My daughter arrives at my place, works the dog into a frenzy, and throws herself onto the couch. I sit across from her in a chair studying a receipt.
What are you doing, she asks. Awesome deals at the grocery store today, All savings though, I say in anticipation of her next question, No points. She knows how I love points. She affects mock horror. Hear me out, I say, Real maple syrup, $8 instead of $13; salsa, $3 instead of $5; chocolate bars three for $4 instead of $10, I mention a couple more items, and, finally, Four bags of frozen raspberries, $22 for $22.
Huh?, she says, instantly alert to the larceny. Yes, I say, Raspberries $22 for $22, I was robbed, I wasn’t paying attention, They overcharged me. And you didn’t check the receipt before you left the store, she asks, admonishing, a figurative finger-wag in my direction. My heart fills with pride. My girl. She knows the rule: don’t trust the cash register, it’s programmed by mistake-making humans. I’m checking the receipt now, I say, I’ll get my money.
I’d kept my eye on the monitor at the checkout. I even made a point of asking the cashier when I could expect to see the savings. At the end, he said. I’d already double-fisted my way through the store pushing the cart, app open on my phone in one hand and shopping list in the other, picking off deals one by one. I’d gotten the right size of each thing, the right variety, the right quantity, the right brand. It was the right day of the week. The wind was blowing in the right direction. I was on my game. At the checkout I watched as a sea of red text and numbers finally flooded the screen, the credits, all the savings. But I didn’t check to see that they were all accounted for. The raspberries. The reduced price wasn’t entered. That’s how easy it is to lose $12.
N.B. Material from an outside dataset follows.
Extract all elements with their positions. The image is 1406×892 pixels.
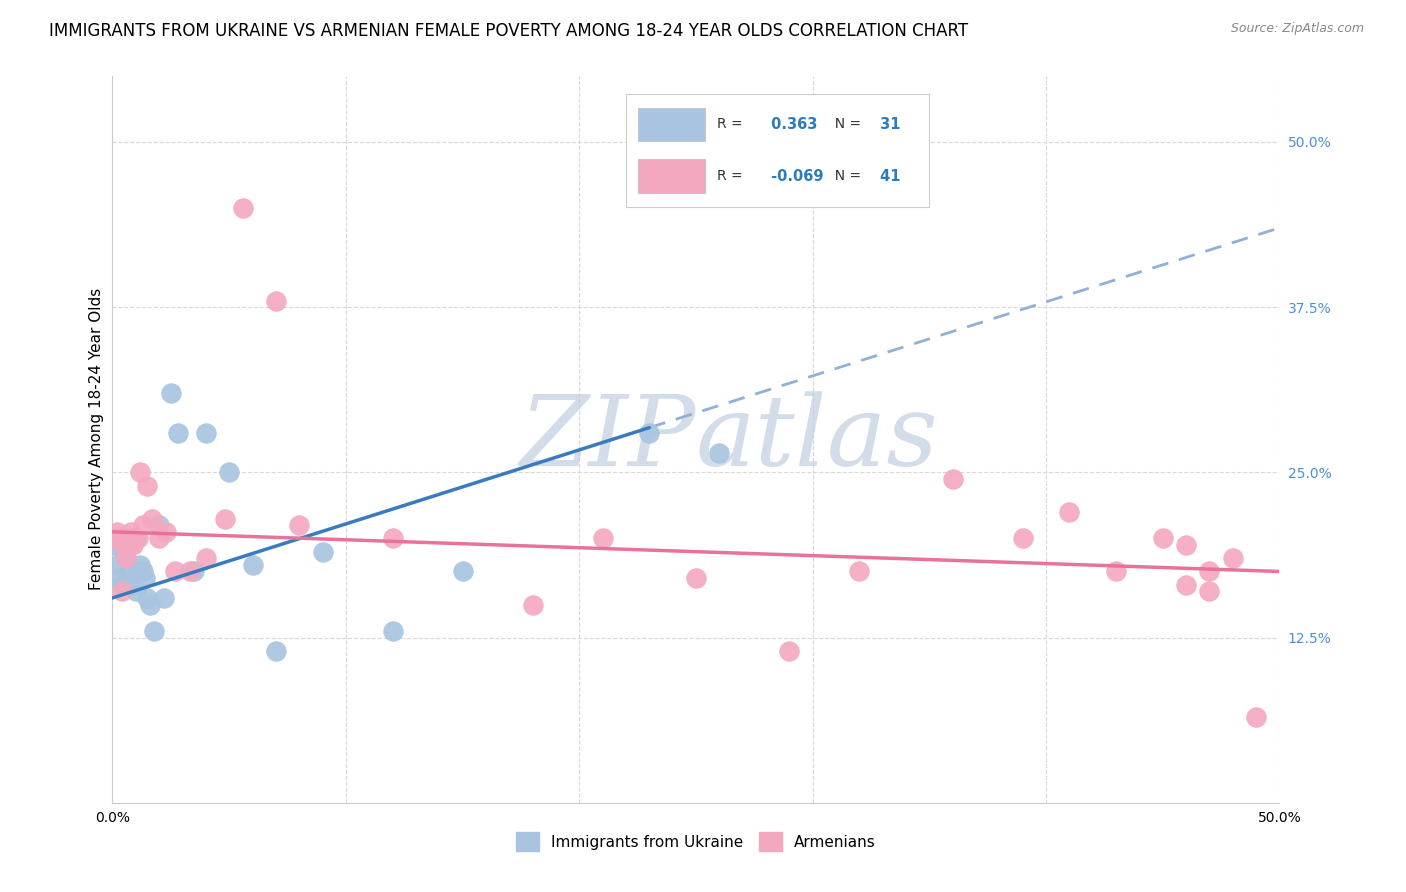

It's now sport with me and my kids as well as serious business. When they were young they thought I was just cheap. My preferred adjectives were thrifty and resourceful. There once was a time when I was uncomfortable even deleting computer-generated letters from a computer screen because it seemed like such a waste. Surely there were other sentences in which I could use them, I just needed to save them for later like bread bag ties. I’ve come a long way since then, deleting with abandon, entire paragraphs, in fact. And my kids have come a long way too, shrewd shoppers that they now are.
Receipts, restaurant bills, bank account and credit card statements. They’re all mini money stories. Our money. Our stories. Every one a potential whodunnit. I work to earn my modest income and there’s none to waste, and my least favourite way to lose it is to pay a retailer or service provider more than they’re owed. I’m sure they feel similarly about me and their own money and any mistakes they make in my favour.
My credit card statement is easy to check. I charge a couple thousand dollars a month, all of it on one card for the points it gives me. It takes five minutes to check the charges. Last month I saw “NYTIMES*NYTIMES $23.00,” a monthly auto-bill for a digital subscription. I owe them money, no debate, but what happened to the $4 a month I agreed to? How did the price jump five hundred percent? In absolute dollars it’s only $19 a month out of the two thousand but over the course of the year that’s almost $240. I always think in terms of the annualized amount. That gives me the necessary oomph and indignation to persist with getting my money back. The New York Times’ customer service is superlative, however; no indignation required.
As for rewards—points, cash, and miles—they also appear on statements but depending on your reward type it might be easier to check using the receipt when the deal is still fresh in your mind. Why exactly did I buy ten boxes of Sprouted Grain with Seeds Melba Toast? Right. The 8,000 points the purchase gave me, the equivalent of $8 in cash. Points missing? Not a problem. My rewards provider has an online portal with a dispute transaction tool, I don’t even have to talk to a human being. My only job is to check the receipt and see whether there’s anything I’m owed.
No one in my family’s rich but we’re the Arnault’s, reportedly the world’s wealthiest family, when it comes to tales of epic savings conquests. We boast. We brag. It’s in our blood. We come from discount royalty, both my parents inveterate deal finders. I’ll never achieve my mother’s prowess, a woman who once left a grocery store with more money than she’d started, handed money at the checkout because she’d shopped the store into a deficit using their own promotions: sales, reduced items, double value coupon days. The only money I’ve ever received from a grocery store was the twenty-five dollar court-ordered gift card it gave me and every other customer in Canada after losing a class action suit for price-fixing bread.
I drive my daughter back to her place after supper and stop at the grocery store with app and receipt in hand to repatriate my twelve dollars worth of raspberry savings. It’s not a problem, no one objects, the store readily surrenders it. But if I didn’t ask they’d just as happily keep it and since it’s all the same to them I think I’ll just hang onto it. That and all the other seemingly minor mistakes I find add up to amounts worth having.